While no such connection has ever been established, their lawsuit called it “highly probable” that Clinton sent and received information about the activities of U.S. Ambassador Christopher Stevens.
The wrongful-death lawsuit doesn’t appear to have much chance as anything other than a particularly stinging form of protest. Public officials have qualified immunity from lawsuits regarding the performance of their jobs, which bars most lawsuits except those that accuse an official of infringing “clearly established” statutory or constitutional rights of the plaintiffs. That includes retired public officials when the acts in question took place during their tenure in office.
Wrongful death almost certainly will not fall outside of qualified immunity, given that the government has to send its employees into dangerous areas and that they are not constitutionally or statutorily guaranteed safety as a result.

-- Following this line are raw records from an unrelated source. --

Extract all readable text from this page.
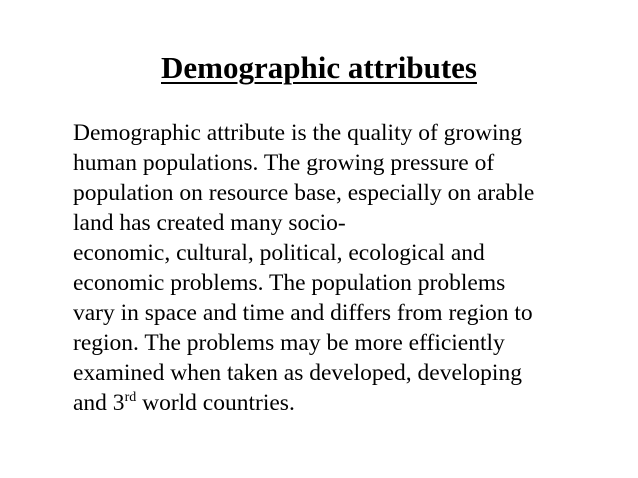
Demographic attributes
Demographic attribute is the quality of growing
human populations. The growing pressure of
population on resource base, especially on arable
land has created many socio-
economic, cultural, political, ecological and
economic problems. The population problems
vary in space and time and differs from region to
region. The problems may be more efficiently
examined when taken as developed, developing
and 3rd world countries.
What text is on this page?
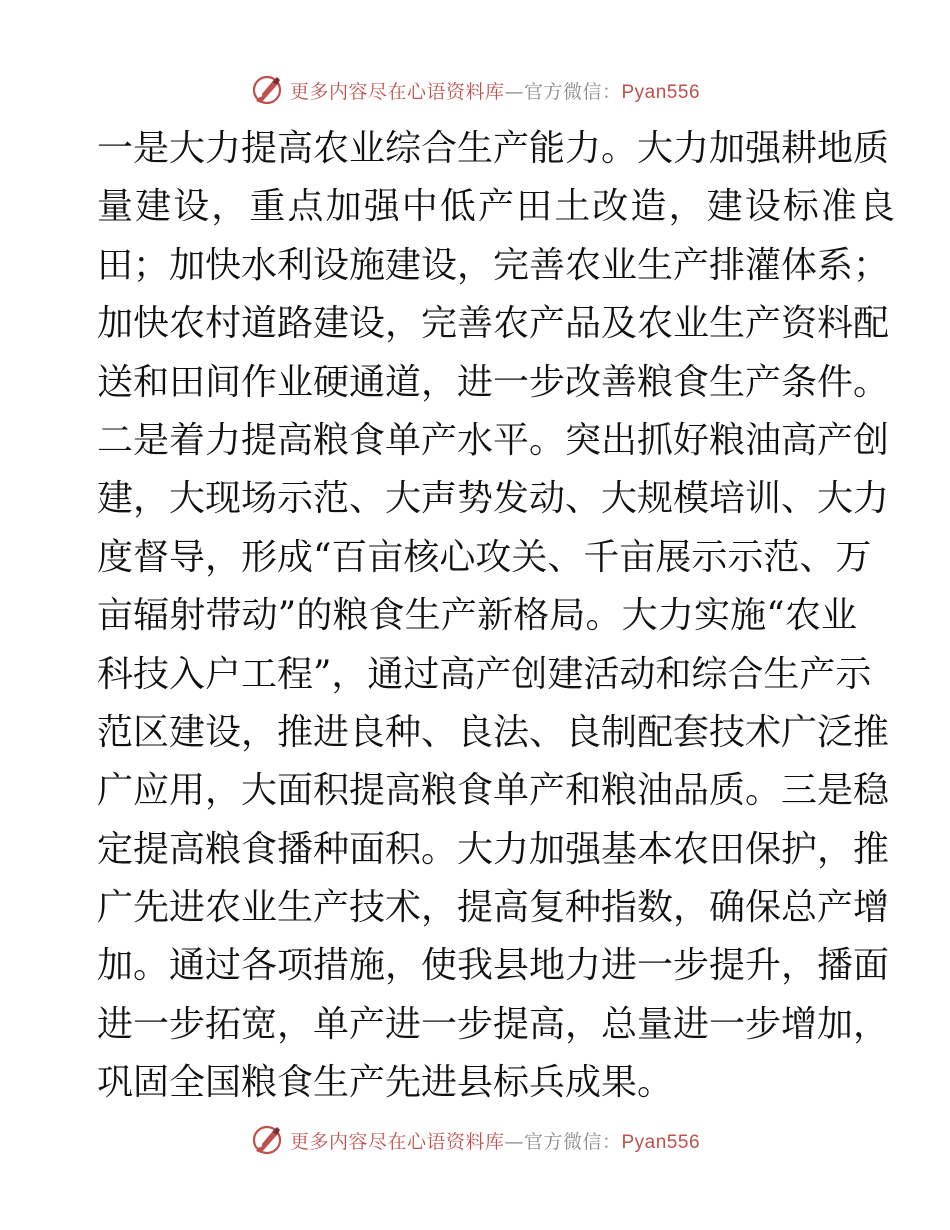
更多内容尽在心语资料库—官方微信：Pyan556
一是大力提高农业综合生产能力。大力加强耕地质
量建设，重点加强中低产田土改造，建设标准良
田；加快水利设施建设，完善农业生产排灌体系；
加快农村道路建设，完善农产品及农业生产资料配
送和田间作业硬通道，进一步改善粮食生产条件。
二是着力提高粮食单产水平。突出抓好粮油高产创
建，大现场示范、大声势发动、大规模培训、大力
度督导，形成“百亩核心攻关、千亩展示示范、万
亩辐射带动”的粮食生产新格局。大力实施“农业
科技入户工程”，通过高产创建活动和综合生产示
范区建设，推进良种、良法、良制配套技术广泛推
广应用，大面积提高粮食单产和粮油品质。三是稳
定提高粮食播种面积。大力加强基本农田保护，推
广先进农业生产技术，提高复种指数，确保总产增
加。通过各项措施，使我县地力进一步提升，播面
进一步拓宽，单产进一步提高，总量进一步增加，
巩固全国粮食生产先进县标兵成果。
更多内容尽在心语资料库—官方微信：Pyan556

Hillary’s handling of classified material would be a criminal, not civil, matter, and the connection to the Benghazi attack is entirely unknown. Besides, even if there was a connection to the email scandal, it still wouldn’t directly impact the victims’ clearly established constitutional or statutory rights.

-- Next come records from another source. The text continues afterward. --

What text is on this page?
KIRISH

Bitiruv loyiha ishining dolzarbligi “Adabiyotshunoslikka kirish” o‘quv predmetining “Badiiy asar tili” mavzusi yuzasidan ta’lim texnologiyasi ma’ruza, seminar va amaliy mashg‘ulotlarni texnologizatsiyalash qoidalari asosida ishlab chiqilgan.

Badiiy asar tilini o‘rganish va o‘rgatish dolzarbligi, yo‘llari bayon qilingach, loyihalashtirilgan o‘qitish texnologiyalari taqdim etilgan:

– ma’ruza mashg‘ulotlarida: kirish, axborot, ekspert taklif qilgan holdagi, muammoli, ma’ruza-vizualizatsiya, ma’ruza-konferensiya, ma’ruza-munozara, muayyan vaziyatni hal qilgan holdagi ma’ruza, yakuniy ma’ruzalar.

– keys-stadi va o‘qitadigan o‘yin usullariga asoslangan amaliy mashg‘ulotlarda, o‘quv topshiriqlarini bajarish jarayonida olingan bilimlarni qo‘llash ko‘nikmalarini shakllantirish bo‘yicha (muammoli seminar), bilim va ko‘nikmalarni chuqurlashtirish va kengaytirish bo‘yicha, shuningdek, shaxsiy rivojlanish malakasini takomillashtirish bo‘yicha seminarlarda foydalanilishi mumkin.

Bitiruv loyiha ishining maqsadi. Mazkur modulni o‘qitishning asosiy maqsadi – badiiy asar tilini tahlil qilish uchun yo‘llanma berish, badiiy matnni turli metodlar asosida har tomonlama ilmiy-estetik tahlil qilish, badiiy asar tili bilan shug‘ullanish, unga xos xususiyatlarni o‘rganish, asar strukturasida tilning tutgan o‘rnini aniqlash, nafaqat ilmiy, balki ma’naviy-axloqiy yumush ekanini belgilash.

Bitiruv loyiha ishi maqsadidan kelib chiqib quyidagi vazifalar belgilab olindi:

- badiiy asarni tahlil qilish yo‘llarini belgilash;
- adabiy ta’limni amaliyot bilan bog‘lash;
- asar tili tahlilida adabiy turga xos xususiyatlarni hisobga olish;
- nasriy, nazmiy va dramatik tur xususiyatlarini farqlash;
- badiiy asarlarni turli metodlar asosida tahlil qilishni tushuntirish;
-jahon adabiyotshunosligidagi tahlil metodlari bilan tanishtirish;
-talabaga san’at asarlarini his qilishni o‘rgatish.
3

However, the defamation suit is another matter. Some of the interviews in which the allegedly defamatory comments were made may have taken place after Hillary left office in February 2013. If so, qualified immunity no longer applies. Whether or not the defamation can be proven to the point of awarding damages is another matter, but any comments she made after leaving the State Department belong to her as a private citizen and are therefore potentially actionable.

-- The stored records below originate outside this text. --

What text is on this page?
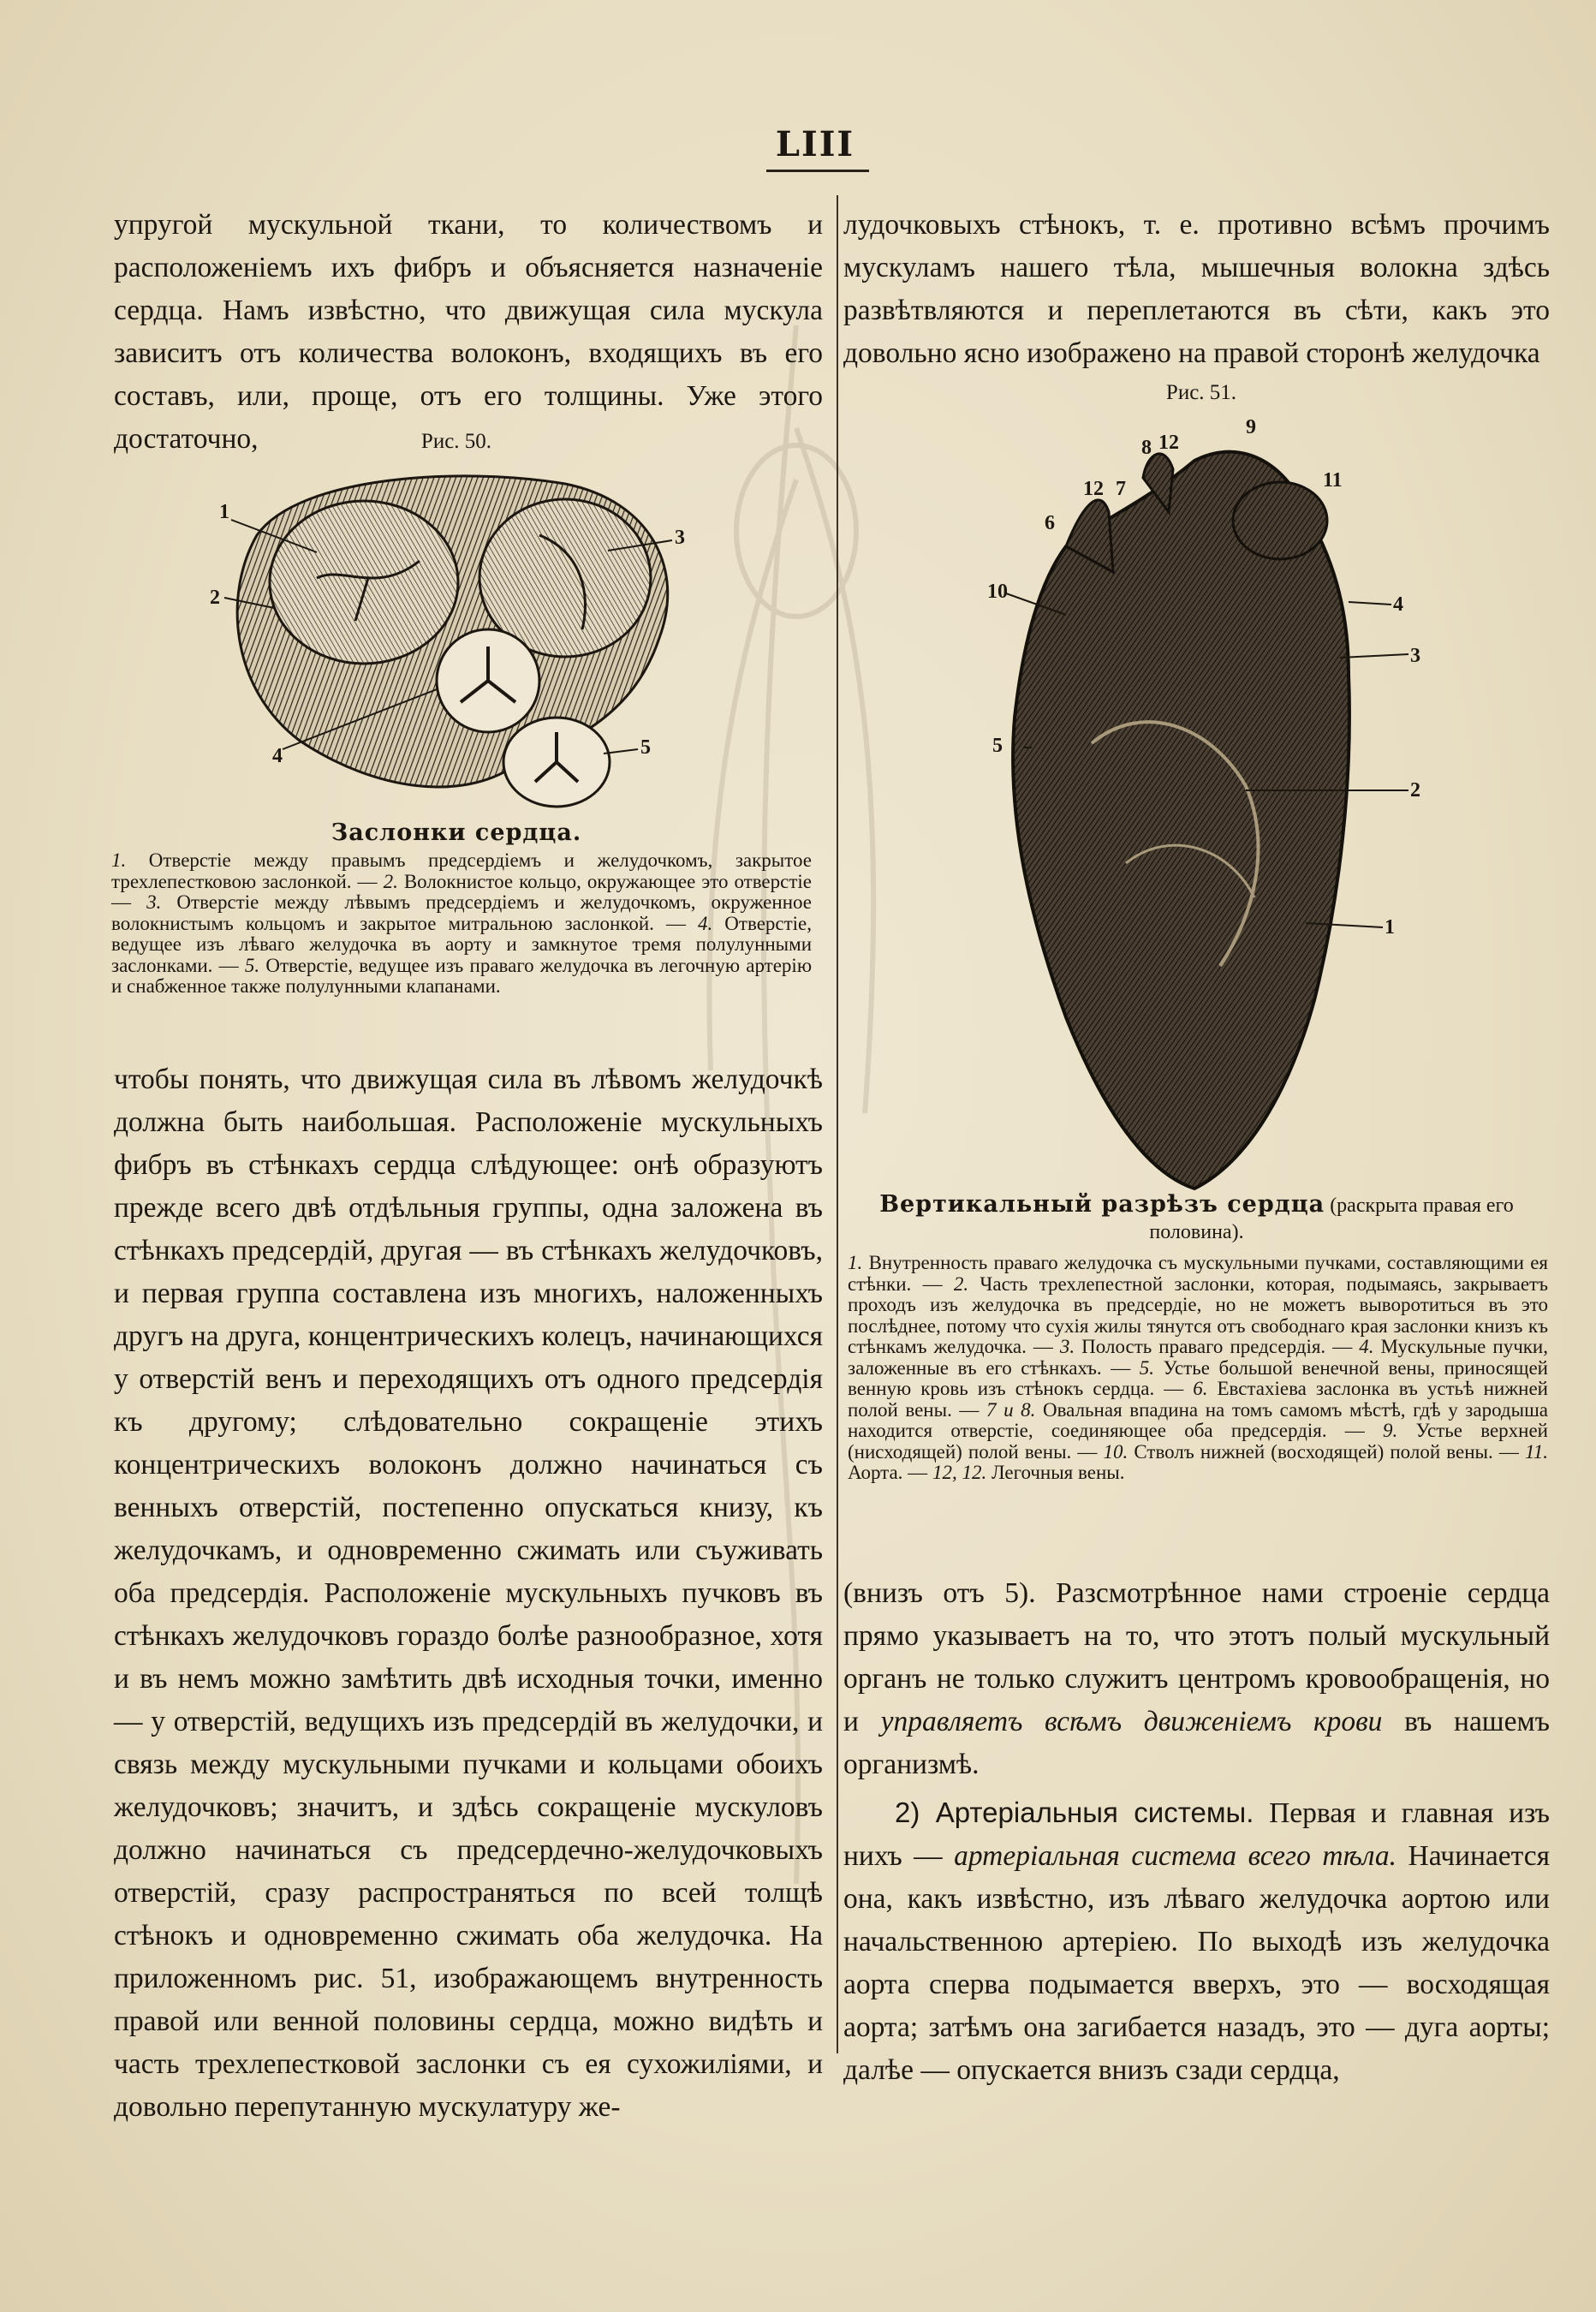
LIII

упругой мускульной ткани, то количествомъ и расположеніемъ ихъ фибръ и объясняется назначеніе сердца. Намъ извѣстно, что движущая сила мускула зависитъ отъ количества волоконъ, входящихъ въ его составъ, или, проще, отъ его толщины. Уже этого достаточно,	Рис. 50.
1
2
3
4	5
Заслонки сердца.

1. Отверстіе между правымъ предсердіемъ и желудочкомъ, закрытое трехлепестковою заслонкой. — 2. Волокнистое кольцо, окружающее это отверстіе — 3. Отверстіе между лѣвымъ предсердіемъ и желудочкомъ, окруженное волокнистымъ кольцомъ и закрытое митральною заслонкой. — 4. Отверстіе, ведущее изъ лѣваго желудочка въ аорту и замкнутое тремя полулунными заслонками. — 5. Отверстіе, ведущее изъ праваго желудочка въ легочную артерію и снабженное также полулунными клапанами.

чтобы понять, что движущая сила въ лѣвомъ желудочкѣ должна быть наибольшая. Расположеніе мускульныхъ фибръ въ стѣнкахъ сердца слѣдующее: онѣ образуютъ прежде всего двѣ отдѣльныя группы, одна заложена въ стѣнкахъ предсердій, другая — въ стѣнкахъ желудочковъ, и первая группа составлена изъ многихъ, наложенныхъ другъ на друга, концентрическихъ колецъ, начинающихся у отверстій венъ и переходящихъ отъ одного предсердія къ другому; слѣдовательно сокращеніе этихъ концентрическихъ волоконъ должно начинаться съ венныхъ отверстій, постепенно опускаться книзу, къ желудочкамъ, и одновременно сжимать или съуживать оба предсердія. Расположеніе мускульныхъ пучковъ въ стѣнкахъ желудочковъ гораздо болѣе разнообразное, хотя и въ немъ можно замѣтить двѣ исходныя точки, именно — у отверстій, ведущихъ изъ предсердій въ желудочки, и связь между мускульными пучками и кольцами обоихъ желудочковъ; значитъ, и здѣсь сокращеніе мускуловъ должно начинаться съ предсердечно-желудочковыхъ отверстій, сразу распространяться по всей толщѣ стѣнокъ и одновременно сжимать оба желудочка. На приложенномъ рис. 51, изображающемъ внутренность правой или венной половины сердца, можно видѣть и часть трехлепестковой заслонки съ ея сухожиліями, и довольно перепутанную мускулатуру же-

лудочковыхъ стѣнокъ, т. е. противно всѣмъ прочимъ мускуламъ нашего тѣла, мышечныя волокна здѣсь развѣтвляются и переплетаются въ сѣти, какъ это довольно ясно изображено на правой сторонѣ желудочка

Рис. 51.
9
8 12
12 7	11
6
10
4
3
5
2
1
Вертикальный разрѣзъ сердца (раскрыта правая его половина).

1. Внутренность праваго желудочка съ мускульными пучками, составляющими ея стѣнки. — 2. Часть трехлепестной заслонки, которая, подымаясь, закрываетъ проходъ изъ желудочка въ предсердіе, но не можетъ выворотиться въ это послѣднее, потому что сухія жилы тянутся отъ свободнаго края заслонки книзъ къ стѣнкамъ желудочка. — 3. Полость праваго предсердія. — 4. Мускульные пучки, заложенные въ его стѣнкахъ. — 5. Устье большой венечной вены, приносящей венную кровь изъ стѣнокъ сердца. — 6. Евстахіева заслонка въ устьѣ нижней полой вены. — 7 и 8. Овальная впадина на томъ самомъ мѣстѣ, гдѣ у зародыша находится отверстіе, соединяющее оба предсердія. — 9. Устье верхней (нисходящей) полой вены. — 10. Стволъ нижней (восходящей) полой вены. — 11. Аорта. — 12, 12. Легочныя вены.

(внизъ отъ 5). Разсмотрѣнное нами строеніе сердца прямо указываетъ на то, что этотъ полый мускульный органъ не только служитъ центромъ кровообращенія, но и управляетъ всѣмъ движеніемъ крови въ нашемъ организмѣ.

2) Артеріальныя системы. Первая и главная изъ нихъ — артеріальная система всего тѣла. Начинается она, какъ извѣстно, изъ лѣваго желудочка аортою или начальственною артеріею. По выходѣ изъ желудочка аорта сперва подымается вверхъ, это — восходящая аорта; затѣмъ она загибается назадъ, это — дуга аорты; далѣе — опускается внизъ сзади сердца,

Either way, the lawsuits could be a real nuisance to Hillary on the campaign trail. She’s just spent the last week scolding Donald Trump for attacking a Gold Star family, and now she’ll have to answer the allegations from two of the four families who lost their relatives on her watch. That is, Hillary will have to answer those questions if the media takes as much interest in the Smith and Woods families as they have in the Khans. Anyone want to bet they will? Anyone? Anyone? Bueller? Bueller?